The aforementioned explanatory model for Esteban’s case is not quite incorrect, but it is incomplete.

A more nuanced interpretation considers the social, political, and historical factors of Esteban’s case. For example, the centuries-long history of colonization and oppression in Guatemala has led Maya people like Esteban to suffer from intractable intergenerational poverty and discrimination. The Guatemalan government has a low expenditure on health, which contributes to inadequate public health infrastructure and limited pharmaceutical regulation. The inequitable health-care system in the United States caused Esteban to face significant barriers to receiving diabetes care. Finally, the 1954 Central Intelligence Agency-supported coup in Guatemala and resulting civil war from 1960 to 1996 profoundly impacted Esteban.

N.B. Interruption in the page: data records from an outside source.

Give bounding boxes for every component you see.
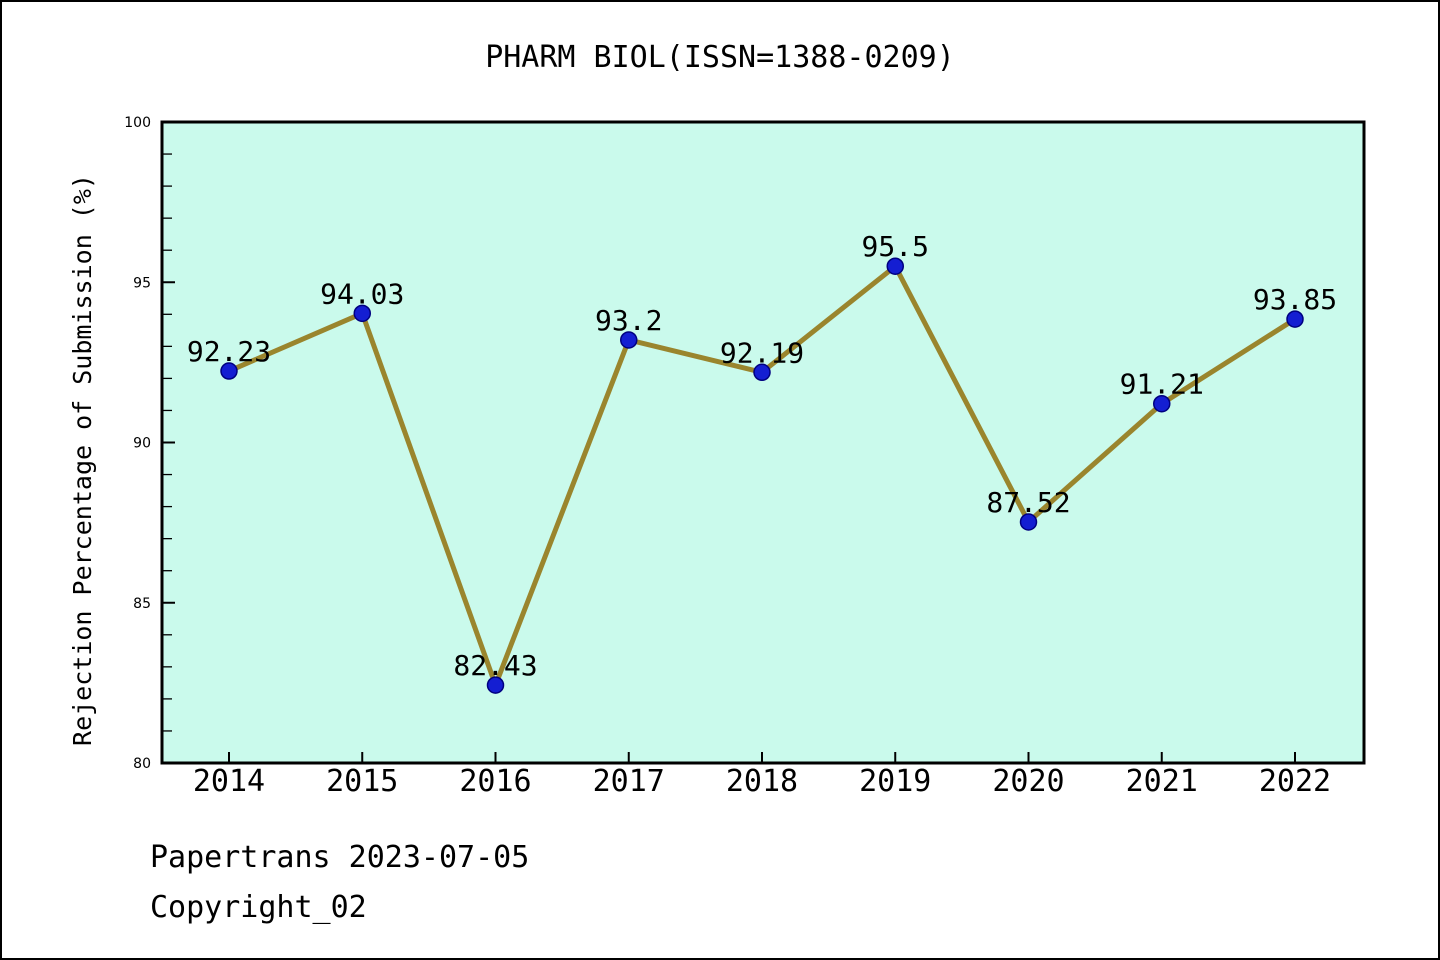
data-point-label: 93.85 xyxy=(1253,283,1337,316)
data-point-label: 95.5 xyxy=(862,230,929,263)
chart-title: PHARM BIOL(ISSN=1388-0209) xyxy=(485,40,955,75)
x-tick-label: 2015 xyxy=(326,764,398,799)
x-tick-label: 2022 xyxy=(1259,764,1331,799)
x-tick-label: 2019 xyxy=(859,764,931,799)
x-tick-label: 2018 xyxy=(726,764,798,799)
data-point-label: 91.21 xyxy=(1120,368,1204,401)
data-point-label: 92.23 xyxy=(187,335,271,368)
y-tick-label: 95 xyxy=(133,275,151,291)
x-tick-label: 2016 xyxy=(459,764,531,799)
y-axis-label: Rejection Percentage of Submission (%) xyxy=(68,174,97,746)
data-point-label: 94.03 xyxy=(320,277,404,310)
data-point-label: 82.43 xyxy=(453,649,537,682)
data-point xyxy=(353,304,371,323)
data-point xyxy=(486,676,505,694)
data-point xyxy=(1286,310,1304,328)
data-point-label: 92.19 xyxy=(720,336,804,369)
plot-area xyxy=(160,120,1366,765)
data-point xyxy=(886,257,904,275)
data-point xyxy=(753,363,771,382)
y-tick-label: 80 xyxy=(133,756,151,772)
y-tick-label: 100 xyxy=(124,115,151,131)
x-tick-label: 2021 xyxy=(1126,764,1198,799)
x-tick-label: 2014 xyxy=(193,764,265,799)
x-tick-label: 2020 xyxy=(992,764,1064,799)
data-point-label: 93.2 xyxy=(595,304,662,337)
footer-copyright: Copyright_02 xyxy=(150,890,367,925)
y-tick-label: 90 xyxy=(133,436,151,452)
data-point-label: 87.52 xyxy=(986,486,1070,519)
data-point xyxy=(620,331,638,349)
data-point xyxy=(220,362,238,380)
y-tick-label: 85 xyxy=(133,596,151,612)
footer-source: Papertrans 2023-07-05 xyxy=(150,840,530,875)
x-tick-label: 2017 xyxy=(593,764,665,799)
data-point xyxy=(1153,394,1171,413)
data-point xyxy=(1019,513,1038,531)
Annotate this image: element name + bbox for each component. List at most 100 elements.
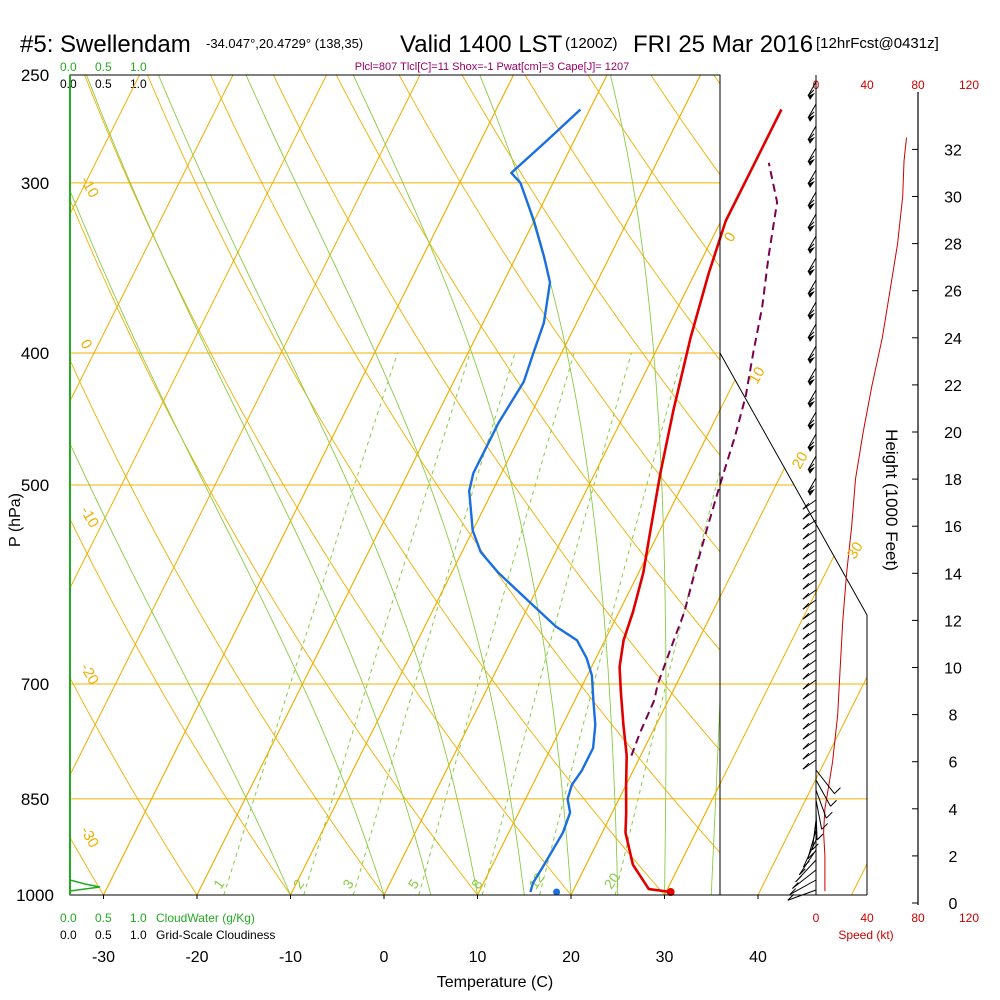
dry-adiabat-line [272,75,720,752]
wind-barb [811,819,819,851]
speed-tick-top-80: 80 [911,78,925,92]
moist-adiabat-line [158,75,478,895]
moist-adiabat-line [245,75,525,895]
mixing-ratio-label: 5 [405,876,423,892]
wind-barb [807,301,817,320]
isotherm-label: -10 [77,174,103,201]
moist-adiabat-line [70,442,291,895]
wind-barb [802,609,817,620]
dry-adiabat-line [587,75,720,268]
x-axis-label: Temperature (C) [437,974,553,991]
forecast-info: [12hrFcst@0431z] [816,35,939,52]
isotherm-line [664,75,867,895]
wind-barb [815,779,837,807]
dry-adiabat-line [461,75,720,457]
dry-adiabat-line [70,518,292,895]
moist-adiabat-line [70,189,385,895]
zulu-time: (1200Z) [565,35,618,52]
wind-barb [807,125,817,144]
isotherm-line [103,75,514,895]
dry-adiabat-line [210,75,720,854]
speed-tick-top-40: 40 [860,78,874,92]
wind-barb [802,759,817,770]
temperature-tick-label: 10 [469,949,487,966]
moist-adiabat-line [86,75,432,895]
dewpoint-trace [468,108,597,893]
wind-barb [815,769,841,794]
temperature-trace [618,108,783,894]
pressure-tick-label: 1000 [16,886,54,905]
station-coords: -34.047°,20.4729° (138,35) [206,36,363,51]
height-tick-label: 32 [944,142,962,159]
dry-adiabat-line [70,836,105,895]
speed-tick-bottom-0: 0 [813,911,820,925]
dry-adiabat-line [70,198,479,895]
wind-barb [792,869,817,889]
wind-barb [802,659,817,670]
height-tick-label: 18 [944,472,962,489]
wind-barb [802,549,817,560]
wind-barb [789,879,817,895]
wind-barb [815,789,833,819]
dry-adiabat-line [822,51,1000,924]
isotherm-line [70,75,234,403]
height-tick-label: 0 [949,896,958,913]
wind-barb [807,279,817,298]
cloud-scale-bottom-black-0: 0.0 [60,928,77,942]
wind-barb [807,829,817,860]
height-tick-label: 4 [949,802,958,819]
isotherm-line [757,75,867,895]
thermo-grid: 1 2 3 5 8 12 20 [70,51,1000,924]
wind-barb [807,323,817,342]
wind-barb [807,411,817,430]
wind-barb [802,599,817,610]
isotherm-label: 0 [77,337,96,353]
cloudwater-label: CloudWater (g/Kg) [156,911,255,925]
dry-adiabat-line [70,676,198,895]
height-tick-label: 26 [944,284,962,301]
wind-barb [802,529,817,540]
moist-adiabat-line [352,75,572,895]
wind-speed-line [823,137,907,892]
wind-barb [802,699,817,710]
mixing-ratio-label: 3 [339,876,357,892]
isotherm-line [70,75,140,216]
height-tick-label: 6 [949,755,958,772]
isotherm-label: -10 [77,504,103,531]
height-tick-label: 20 [944,425,962,442]
wind-barb [802,509,817,520]
height-tick-label: 22 [944,378,962,395]
mixing-ratio-label: 1 [210,876,228,892]
cloud-scale-top-green-2: 1.0 [130,60,147,74]
isotherm-label: -30 [77,824,103,851]
cloudwater-trace [69,879,101,892]
speed-tick-top-120: 120 [959,78,979,92]
wind-barb [815,799,829,830]
mixing-ratio-line [352,352,516,895]
wind-barb [807,147,817,166]
wind-barb [802,639,817,650]
pressure-tick-label: 250 [21,66,49,85]
wind-barb [807,345,817,364]
wind-barb [807,213,817,232]
pressure-tick-label: 850 [21,790,49,809]
wind-barb [807,477,817,496]
mixing-ratio-label: 12 [525,870,547,892]
height-tick-label: 28 [944,237,962,254]
wind-barb [802,689,817,700]
temperature-tick-label: 30 [656,949,674,966]
wind-area [103,75,907,901]
speed-tick-bottom-40: 40 [860,911,874,925]
wind-barb [802,539,817,550]
cloud-scale-bottom-black-2: 1.0 [130,928,147,942]
height-tick-label: 12 [944,613,962,630]
isotherm-label: 0 [721,229,740,245]
speed-tick-bottom-80: 80 [911,911,925,925]
mixing-ratio-line [614,468,720,895]
isotherm-line [852,75,1000,895]
mixing-ratio-label: 20 [601,870,623,892]
surface-temperature-dot [666,888,675,897]
mixing-ratio-line [223,352,398,895]
wind-barb [807,257,817,276]
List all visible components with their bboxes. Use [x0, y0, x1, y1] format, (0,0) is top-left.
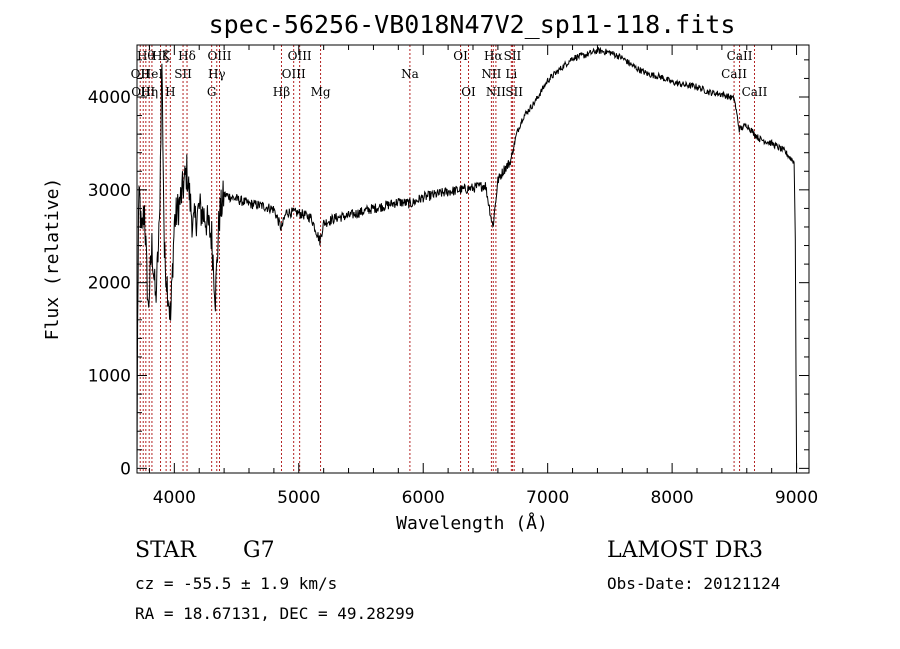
emission-line-markers — [139, 45, 755, 473]
line-label: OIII — [282, 67, 306, 81]
line-label: Hβ — [273, 85, 290, 99]
line-label: OIII — [288, 49, 312, 63]
line-label: Na — [401, 67, 419, 81]
spectrum-line — [136, 46, 798, 469]
line-label: NII — [481, 67, 501, 81]
line-label: CaII — [727, 49, 753, 63]
line-label: Li — [505, 67, 517, 81]
line-label: SII — [505, 85, 523, 99]
y-tick-label: 3000 — [88, 181, 131, 201]
emission-line-labels: OII OIII Hθ Hη HeI HζK H SII Hδ G Hγ OIII Hβ OIII OIII… — [131, 49, 768, 99]
object-class: STAR — [135, 538, 196, 563]
survey-name: LAMOST DR3 — [607, 538, 763, 563]
y-tick-labels: 0 1000 2000 3000 4000 — [88, 88, 131, 479]
y-tick-label: 2000 — [88, 274, 131, 294]
line-label: K — [162, 49, 172, 63]
x-tick-label: 6000 — [402, 488, 445, 508]
line-label: SII — [504, 49, 522, 63]
y-axis-label: Flux (relative) — [42, 178, 63, 341]
line-label: CaII — [721, 67, 747, 81]
line-label: G — [207, 85, 217, 99]
chart-title: spec-56256-VB018N47V2_sp11-118.fits — [209, 10, 736, 39]
line-label: Hη — [140, 85, 158, 99]
line-label: Mg — [311, 85, 331, 99]
line-label: NII — [486, 85, 506, 99]
coordinates: RA = 18.67131, DEC = 49.28299 — [135, 604, 415, 623]
line-label: SII — [174, 67, 192, 81]
x-tick-label: 9000 — [775, 488, 818, 508]
line-label: Hδ — [178, 49, 196, 63]
y-tick-label: 1000 — [88, 367, 131, 387]
x-tick-label: 8000 — [650, 488, 693, 508]
line-label: OII — [131, 67, 151, 81]
line-label: OI — [453, 49, 468, 63]
line-label: Hζ — [152, 49, 169, 63]
x-tick-labels: 4000 5000 6000 7000 8000 9000 — [153, 488, 818, 508]
x-axis-label: Wavelength (Å) — [396, 512, 548, 534]
line-label: Hα — [484, 49, 503, 63]
redshift-cz: cz = -55.5 ± 1.9 km/s — [135, 574, 338, 593]
plot-frame — [136, 44, 810, 474]
line-label: H — [165, 85, 175, 99]
axis-ticks — [137, 45, 809, 473]
line-label: OIII — [207, 49, 231, 63]
y-tick-label: 0 — [120, 459, 131, 479]
x-tick-label: 5000 — [277, 488, 320, 508]
line-label: HeI — [141, 67, 164, 81]
line-label: CaII — [742, 85, 768, 99]
y-tick-label: 4000 — [88, 88, 131, 108]
line-label: Hγ — [208, 67, 226, 81]
line-label: Hθ — [137, 49, 155, 63]
line-label: OI — [461, 85, 476, 99]
x-tick-label: 7000 — [526, 488, 569, 508]
x-tick-label: 4000 — [153, 488, 196, 508]
object-subclass: G7 — [243, 538, 275, 563]
observation-date: Obs-Date: 20121124 — [607, 574, 781, 593]
line-label: OIII — [131, 85, 155, 99]
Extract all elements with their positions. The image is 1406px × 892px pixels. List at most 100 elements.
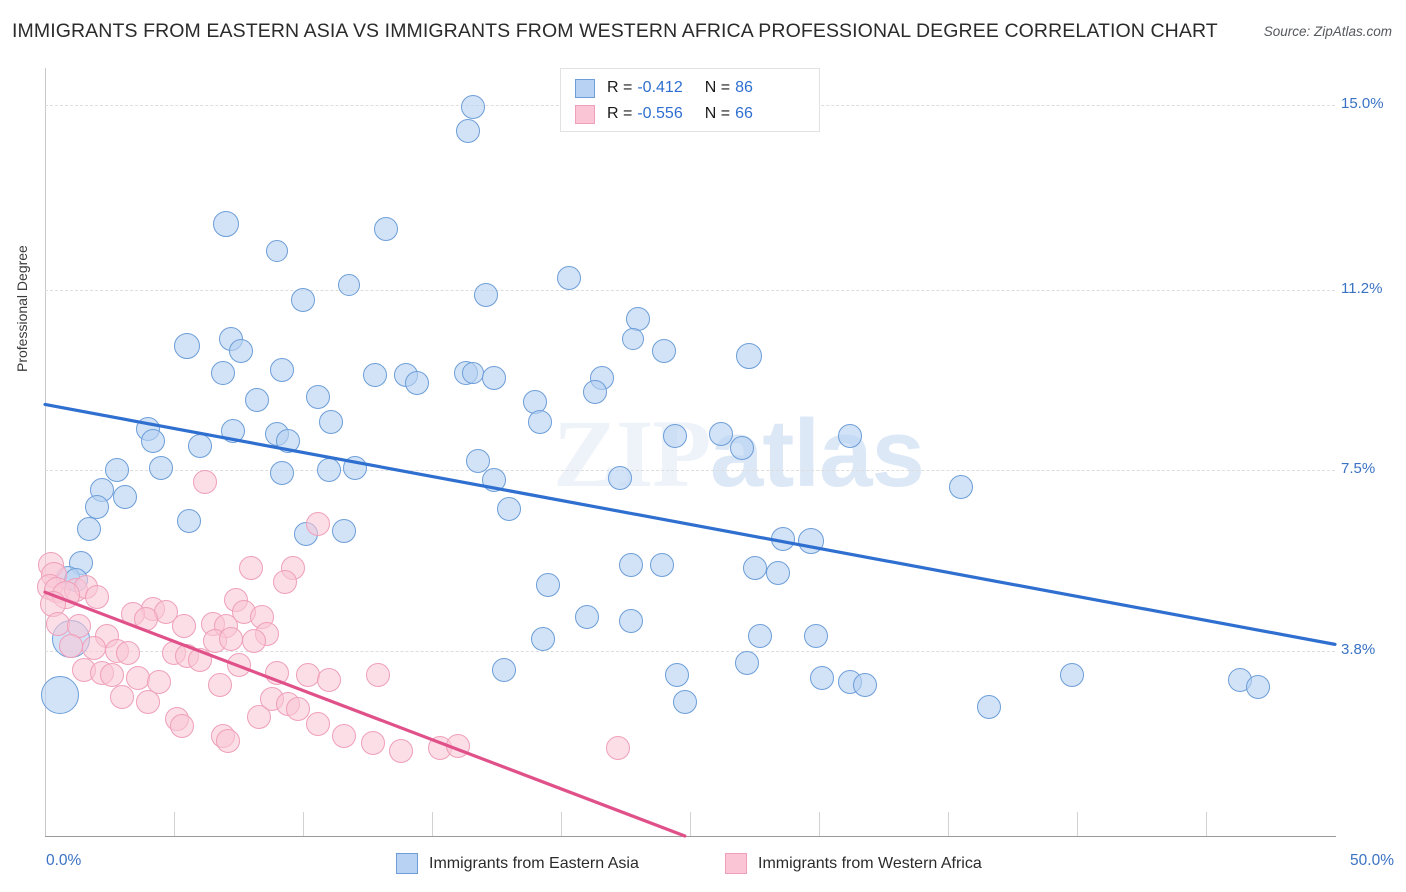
data-point[interactable] xyxy=(481,468,506,493)
data-point[interactable] xyxy=(736,342,763,369)
data-point[interactable] xyxy=(84,494,109,519)
data-point[interactable] xyxy=(618,609,643,634)
data-point[interactable] xyxy=(608,465,633,490)
data-point[interactable] xyxy=(652,338,677,363)
data-point[interactable] xyxy=(58,633,83,658)
data-point[interactable] xyxy=(389,738,414,763)
data-point[interactable] xyxy=(977,694,1002,719)
data-point[interactable] xyxy=(708,421,733,446)
data-point[interactable] xyxy=(125,665,150,690)
data-point[interactable] xyxy=(530,626,555,651)
data-point[interactable] xyxy=(316,458,341,483)
data-point[interactable] xyxy=(212,211,239,238)
data-point[interactable] xyxy=(211,360,236,385)
data-point[interactable] xyxy=(141,429,166,454)
data-point[interactable] xyxy=(265,660,290,685)
data-point[interactable] xyxy=(729,436,754,461)
data-point[interactable] xyxy=(404,370,429,395)
data-point[interactable] xyxy=(82,636,107,661)
data-point[interactable] xyxy=(218,626,243,651)
data-point[interactable] xyxy=(112,485,137,510)
data-point[interactable] xyxy=(948,475,973,500)
data-point[interactable] xyxy=(574,604,599,629)
data-point[interactable] xyxy=(363,363,388,388)
data-point[interactable] xyxy=(1059,663,1084,688)
data-point[interactable] xyxy=(474,282,499,307)
data-point[interactable] xyxy=(742,555,767,580)
data-point[interactable] xyxy=(556,265,581,290)
data-point[interactable] xyxy=(76,516,101,541)
data-point[interactable] xyxy=(332,519,357,544)
data-point[interactable] xyxy=(41,675,80,714)
data-point[interactable] xyxy=(244,387,269,412)
data-point[interactable] xyxy=(239,555,264,580)
data-point[interactable] xyxy=(798,527,825,554)
data-point[interactable] xyxy=(229,338,254,363)
data-point[interactable] xyxy=(316,667,341,692)
data-point[interactable] xyxy=(360,731,385,756)
data-point[interactable] xyxy=(536,572,561,597)
legend-item-western-africa[interactable]: Immigrants from Western Africa xyxy=(725,853,982,874)
data-point[interactable] xyxy=(177,509,202,534)
data-point[interactable] xyxy=(291,287,315,312)
data-point[interactable] xyxy=(618,553,643,578)
data-point[interactable] xyxy=(492,658,517,683)
data-point[interactable] xyxy=(221,419,246,444)
data-point[interactable] xyxy=(332,724,357,749)
data-point[interactable] xyxy=(149,455,174,480)
data-point[interactable] xyxy=(462,361,485,384)
data-point[interactable] xyxy=(649,553,674,578)
data-point[interactable] xyxy=(208,672,233,697)
data-point[interactable] xyxy=(247,704,272,729)
data-point[interactable] xyxy=(365,663,390,688)
data-point[interactable] xyxy=(626,307,651,332)
data-point[interactable] xyxy=(216,728,241,753)
data-point[interactable] xyxy=(110,685,135,710)
data-point[interactable] xyxy=(765,560,790,585)
data-point[interactable] xyxy=(445,733,470,758)
data-point[interactable] xyxy=(266,239,289,262)
data-point[interactable] xyxy=(319,409,344,434)
data-point[interactable] xyxy=(809,665,834,690)
data-point[interactable] xyxy=(285,697,310,722)
data-point[interactable] xyxy=(241,628,266,653)
data-point[interactable] xyxy=(272,570,297,595)
data-point[interactable] xyxy=(105,458,130,483)
data-point[interactable] xyxy=(136,689,161,714)
data-point[interactable] xyxy=(622,327,645,350)
data-point[interactable] xyxy=(226,653,251,678)
data-point[interactable] xyxy=(342,455,367,480)
data-point[interactable] xyxy=(169,714,194,739)
data-point[interactable] xyxy=(100,663,125,688)
data-point[interactable] xyxy=(662,424,687,449)
data-point[interactable] xyxy=(605,736,630,761)
data-point[interactable] xyxy=(528,409,553,434)
data-point[interactable] xyxy=(338,273,361,296)
data-point[interactable] xyxy=(270,358,295,383)
data-point[interactable] xyxy=(770,526,795,551)
data-point[interactable] xyxy=(270,460,295,485)
data-point[interactable] xyxy=(172,614,197,639)
data-point[interactable] xyxy=(373,216,398,241)
data-point[interactable] xyxy=(497,497,522,522)
data-point[interactable] xyxy=(173,332,200,359)
data-point[interactable] xyxy=(306,385,331,410)
data-point[interactable] xyxy=(747,624,772,649)
data-point[interactable] xyxy=(582,380,607,405)
data-point[interactable] xyxy=(804,624,829,649)
data-point[interactable] xyxy=(734,650,759,675)
data-point[interactable] xyxy=(306,711,331,736)
data-point[interactable] xyxy=(275,429,300,454)
data-point[interactable] xyxy=(187,648,212,673)
data-point[interactable] xyxy=(837,424,862,449)
data-point[interactable] xyxy=(115,641,140,666)
data-point[interactable] xyxy=(665,663,690,688)
data-point[interactable] xyxy=(306,511,331,536)
data-point[interactable] xyxy=(187,433,212,458)
data-point[interactable] xyxy=(192,470,217,495)
data-point[interactable] xyxy=(133,607,158,631)
data-point[interactable] xyxy=(481,365,506,390)
data-point[interactable] xyxy=(853,672,878,697)
data-point[interactable] xyxy=(456,119,481,144)
legend-item-eastern-asia[interactable]: Immigrants from Eastern Asia xyxy=(396,853,639,874)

During the war, the United States gave direct and indirect support to Guatemalan military forces in a campaign against rural, predominantly indigenous groups that killed more than 200,000 people. The Guatemalan truth commission concluded that the violence constituted an act of genocide against Maya communities.

Esteban’s small village of just over 100 houses was the site of one of the region’s most brutal massacres. Tucked in the truth commission’s 1999 report, “Memory of Silence,” are descriptions of two Guatemalan Army assaults against the village in 1981 and 1982. In the first attack, army soldiers tortured and executed more than a dozen villagers, set fire to the homes, and killed the village’s animals. In the second attack, the army bombed Esteban’s village with airplanes and helicopters, resulting in more than 60 deaths, including many women and children. Army soldiers subsequently arrived in the village, robbed the villagers’ remaining goods and livestock, and forced survivors to dig a mass grave for the victims.

Esteban was approximately 10 years old at the time of these events. We never talked about it, but I have often wondered what his experience was during the attacks, which family members he lost, and how the violence impacted him as he grew up. In a village as small as Esteban’s, it is likely that many of his family members were killed.

The war certainly contributed to his family’s poverty and to his poor diabetes control over the years. It also may have led to his decision to migrate to the United States where he was unable to access diabetes care. In this context, it does not seem far-fetched to link his highly resistant infection to a genocidal civil war.

One of the clinic’s diabetes nurses, who lives near Esteban’s village, tells me that she sees Esteban’s widow, Magda, every few months in the town market. They greet each other, and it seems like things are going okay. Magda runs a small shop from her home to make ends meet.

When she comes to the market, Magda carries on her back a healthy young infant wrapped tightly in the traditional Maya style within a bundle of weavings. The nurse informed me that Magda was pregnant when Esteban died and that this infant was born a few months after his death.

The World Health Organization lists carbapenem-resistant bacteria as the highest priority pathogens in terms of their threat to human health. Esteban’s case illustrates that these highly resistant bugs develop and are transmitted within a social and historical context of poverty, violence, and discrimination. In this way, Esteban’s infection reflects the intimate suffering of individuals, families, and communities—not only in the present, but also in the past and future.